[MD] Relativism

david buchanan dmbuchanan at hotmail.com
Thu May 20 20:56:02 PDT 2010


Marsha asked Ron:

How does James represent a greater explanatory power for the MoQ?



dmb says:

I don't think James can give the MOQ more explanatory power but I think James and pragmatism in general can clarify the MOQ. Since the MOQ can be aligned with James, just about everything written by or about James can teach a person something about the MOQ. I mean, studying James is studying the MOQ by Proxy. If I were smarter, I'd study Northrop too. That would also work quite well. It just a matter of what available. Not that much has been written about the MOQ but the published work on James, radical empiricism, and the pragmatic theory of truth is practically endless. So why not, right?
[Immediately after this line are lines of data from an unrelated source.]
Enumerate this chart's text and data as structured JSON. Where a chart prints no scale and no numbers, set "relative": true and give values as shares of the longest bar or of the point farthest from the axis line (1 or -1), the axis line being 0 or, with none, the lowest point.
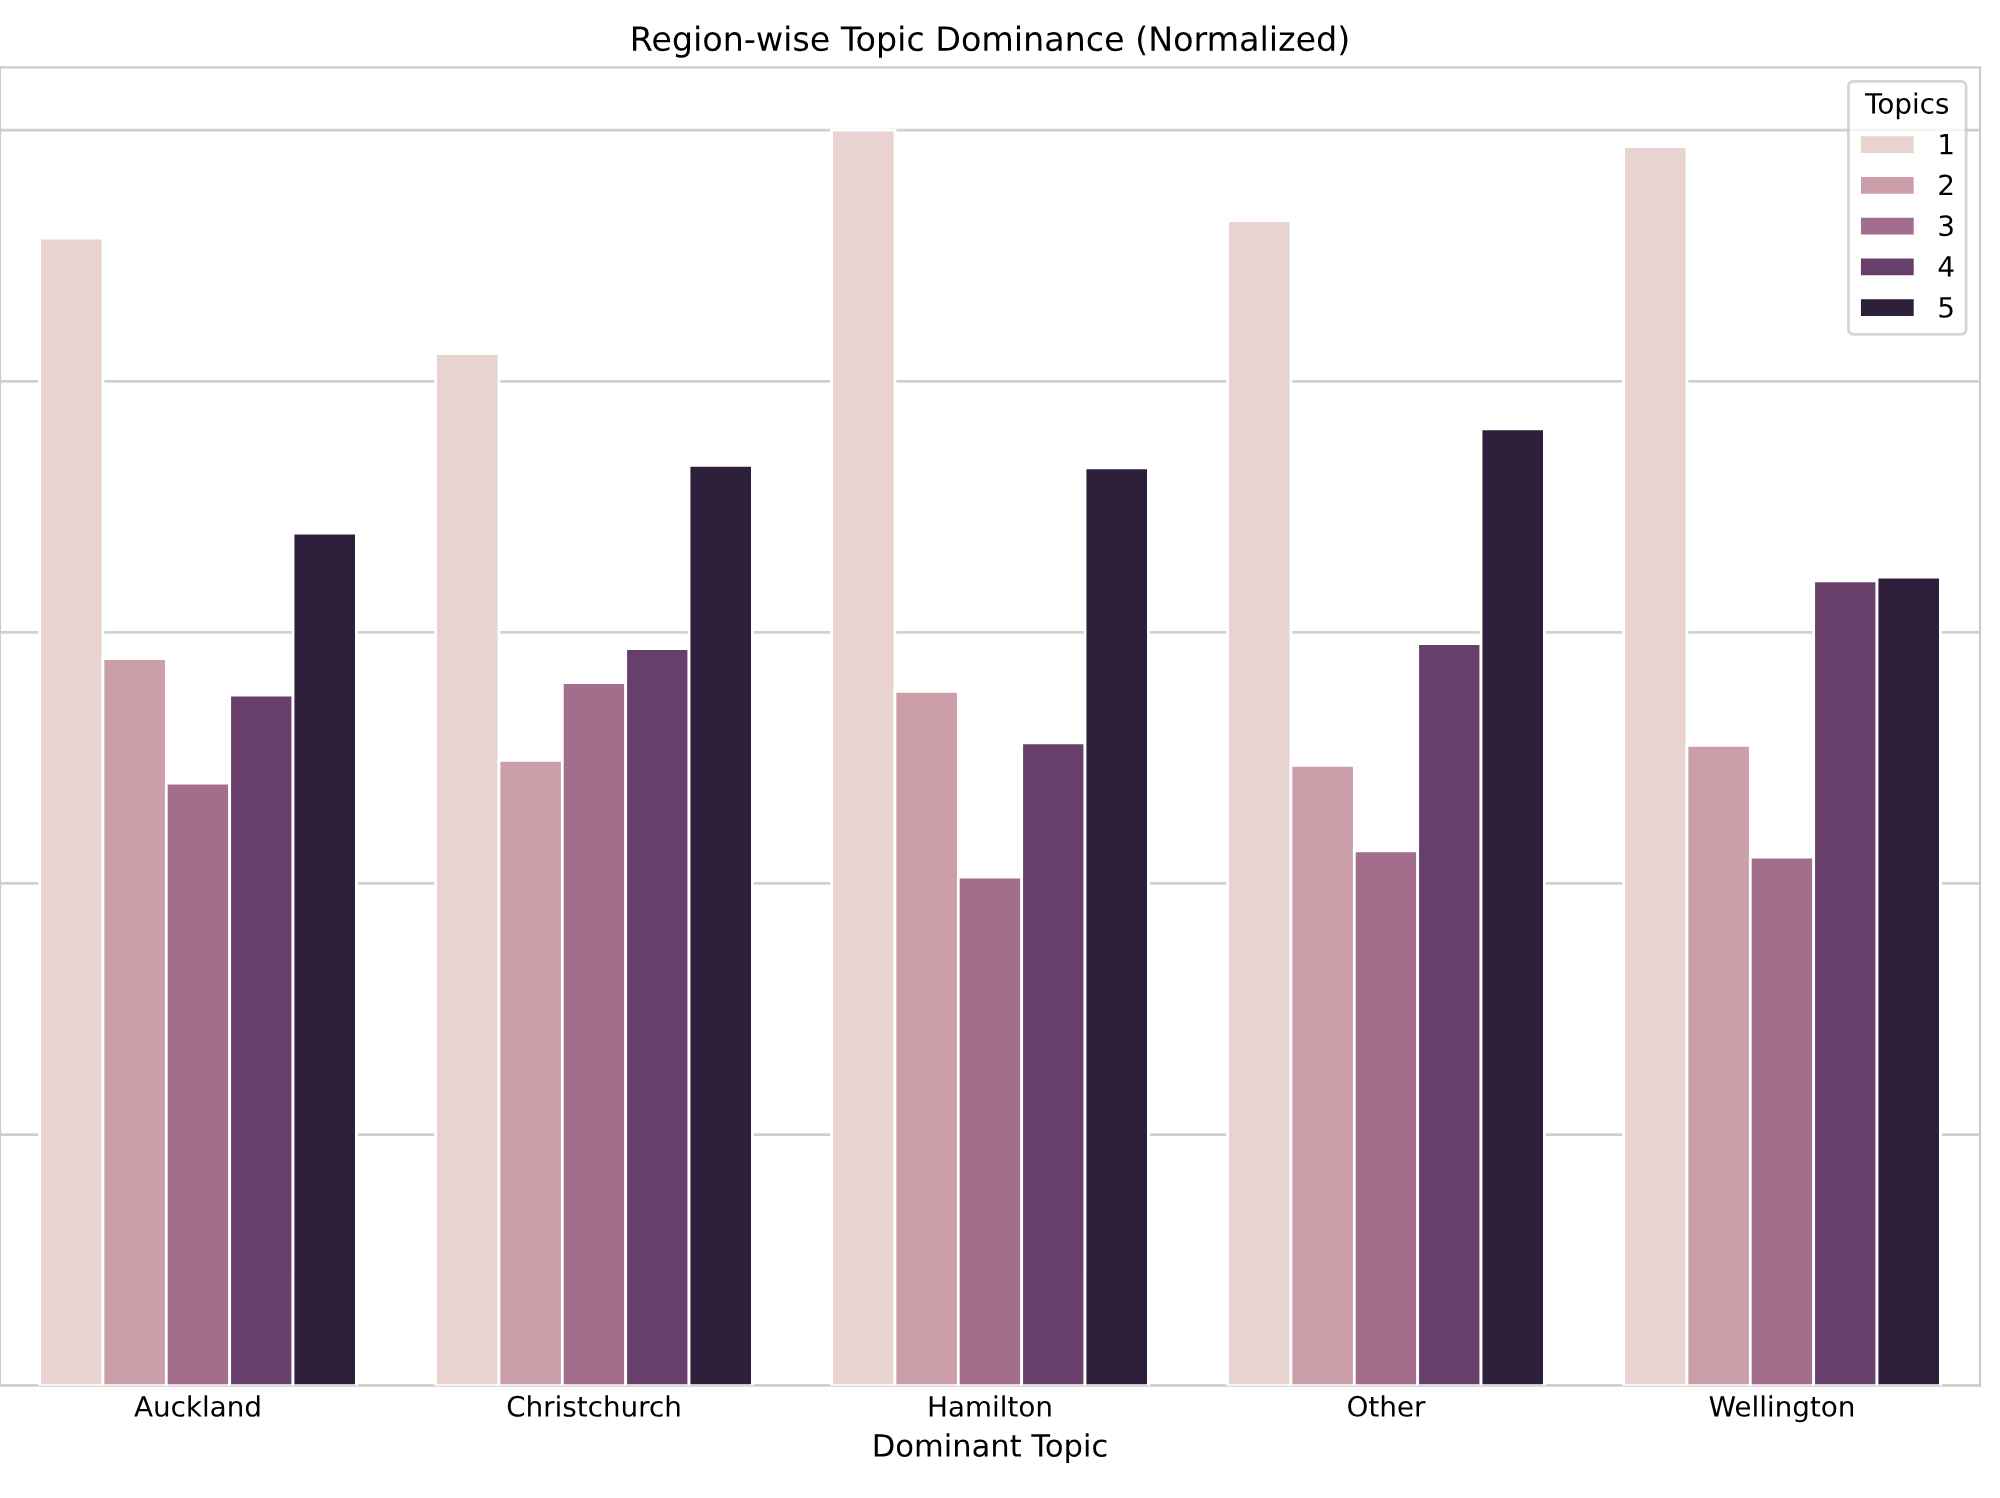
{
  "chart_data": {
    "type": "bar",
    "title": "Region-wise Topic Dominance (Normalized)",
    "xlabel": "Dominant Topic",
    "legend_title": "Topics",
    "relative": true,
    "categories": [
      "Auckland",
      "Christchurch",
      "Hamilton",
      "Other",
      "Wellington"
    ],
    "series": [
      {
        "name": "1",
        "color": "#e9d3d0",
        "values": [
          0.914,
          0.822,
          1,
          0.928,
          0.987
        ]
      },
      {
        "name": "2",
        "color": "#cc9ea9",
        "values": [
          0.579,
          0.498,
          0.553,
          0.494,
          0.51
        ]
      },
      {
        "name": "3",
        "color": "#a26e8c",
        "values": [
          0.48,
          0.56,
          0.405,
          0.426,
          0.421
        ]
      },
      {
        "name": "4",
        "color": "#673f6a",
        "values": [
          0.55,
          0.587,
          0.512,
          0.591,
          0.641
        ]
      },
      {
        "name": "5",
        "color": "#2e1f3b",
        "values": [
          0.679,
          0.733,
          0.731,
          0.762,
          0.644
        ]
      }
    ],
    "grid": "y",
    "legend": "top right"
  }
}
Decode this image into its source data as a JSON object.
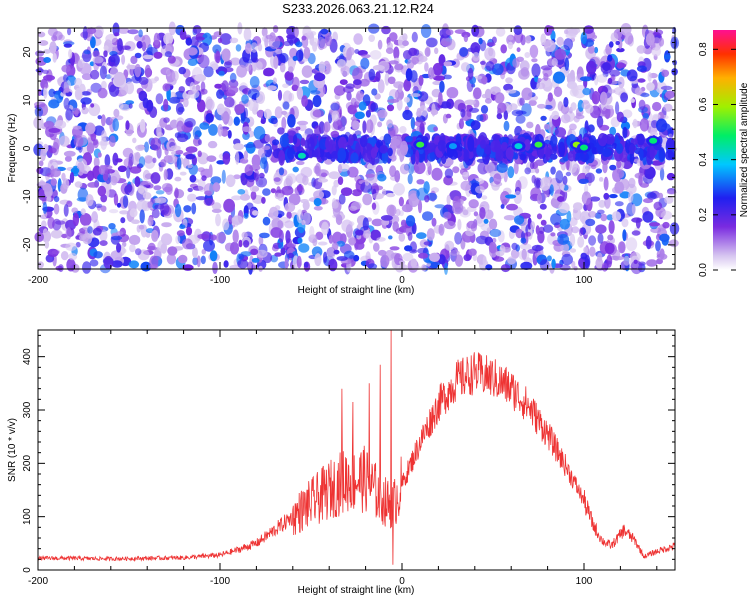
{
  "title": "S233.2026.063.21.12.R24",
  "chart_data": [
    {
      "type": "heatmap",
      "title": "S233.2026.063.21.12.R24",
      "xlabel": "Height of straight line (km)",
      "ylabel": "Frequency (Hz)",
      "xlim": [
        -200,
        150
      ],
      "ylim": [
        -25,
        25
      ],
      "xticks": [
        -200,
        -100,
        0,
        100
      ],
      "yticks": [
        -20,
        -10,
        0,
        10,
        20
      ],
      "colorbar": {
        "label": "Normalized spectral amplitude",
        "range": [
          0.0,
          0.87
        ],
        "ticks": [
          0.0,
          0.2,
          0.4,
          0.6,
          0.8
        ]
      },
      "signal_band_hz": 0,
      "hotspots": [
        {
          "x": -55,
          "y": -1.5,
          "amp": 0.45
        },
        {
          "x": 10,
          "y": 0.8,
          "amp": 0.55
        },
        {
          "x": 28,
          "y": 0.5,
          "amp": 0.35
        },
        {
          "x": 64,
          "y": 0.5,
          "amp": 0.42
        },
        {
          "x": 75,
          "y": 0.8,
          "amp": 0.55
        },
        {
          "x": 96,
          "y": 0.8,
          "amp": 0.62
        },
        {
          "x": 100,
          "y": 0.2,
          "amp": 0.5
        },
        {
          "x": 138,
          "y": 1.6,
          "amp": 0.5
        }
      ]
    },
    {
      "type": "line",
      "xlabel": "Height of straight line (km)",
      "ylabel": "SNR (10 * v/v)",
      "xlim": [
        -200,
        150
      ],
      "ylim": [
        0,
        450
      ],
      "xticks": [
        -200,
        -100,
        0,
        100
      ],
      "yticks": [
        0,
        100,
        200,
        300,
        400
      ],
      "color": "#ee3333",
      "envelope": [
        {
          "x": -200,
          "y": 22
        },
        {
          "x": -180,
          "y": 22
        },
        {
          "x": -160,
          "y": 21
        },
        {
          "x": -140,
          "y": 22
        },
        {
          "x": -120,
          "y": 23
        },
        {
          "x": -100,
          "y": 28
        },
        {
          "x": -90,
          "y": 38
        },
        {
          "x": -80,
          "y": 50
        },
        {
          "x": -70,
          "y": 75
        },
        {
          "x": -60,
          "y": 100
        },
        {
          "x": -50,
          "y": 125
        },
        {
          "x": -40,
          "y": 150
        },
        {
          "x": -30,
          "y": 170
        },
        {
          "x": -20,
          "y": 170
        },
        {
          "x": -15,
          "y": 150
        },
        {
          "x": -10,
          "y": 130
        },
        {
          "x": -5,
          "y": 120
        },
        {
          "x": 0,
          "y": 160
        },
        {
          "x": 10,
          "y": 240
        },
        {
          "x": 20,
          "y": 310
        },
        {
          "x": 30,
          "y": 355
        },
        {
          "x": 40,
          "y": 370
        },
        {
          "x": 50,
          "y": 360
        },
        {
          "x": 60,
          "y": 340
        },
        {
          "x": 70,
          "y": 305
        },
        {
          "x": 80,
          "y": 255
        },
        {
          "x": 90,
          "y": 195
        },
        {
          "x": 100,
          "y": 130
        },
        {
          "x": 105,
          "y": 85
        },
        {
          "x": 110,
          "y": 55
        },
        {
          "x": 115,
          "y": 45
        },
        {
          "x": 122,
          "y": 75
        },
        {
          "x": 128,
          "y": 55
        },
        {
          "x": 133,
          "y": 25
        },
        {
          "x": 140,
          "y": 35
        },
        {
          "x": 150,
          "y": 45
        }
      ],
      "peaks": [
        {
          "x": -33,
          "y": 340
        },
        {
          "x": -27,
          "y": 315
        },
        {
          "x": -18,
          "y": 350
        },
        {
          "x": -12,
          "y": 385
        },
        {
          "x": -6,
          "y": 450
        },
        {
          "x": -5,
          "y": 10
        }
      ]
    }
  ]
}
What Pirsig adds is the notion that DQ or pure experience is Value, which is to say there is a kind of aesthetic charge, positive or negative, that characterizes the whole situation even before the conceptualizations take hold. There is a overall feel for the situation even before you sort out the whats and whys. But then truth, an intellectual static good, is also Value. One is Dynamic and the other is static but they are both value. And so Pirsig's central term unites pragmatism and radical empiricism "into a single fabric", as Pirsig puts it. 

I think this vision can more or less be extracted from James, but of course I would have never thought to do that without Pirsig's help. Other scholars have made a case for unifying the two into one coherent epistemology and I think that's pretty much just how contemporary scholars have taken James for the last several decades, which only makes it easier.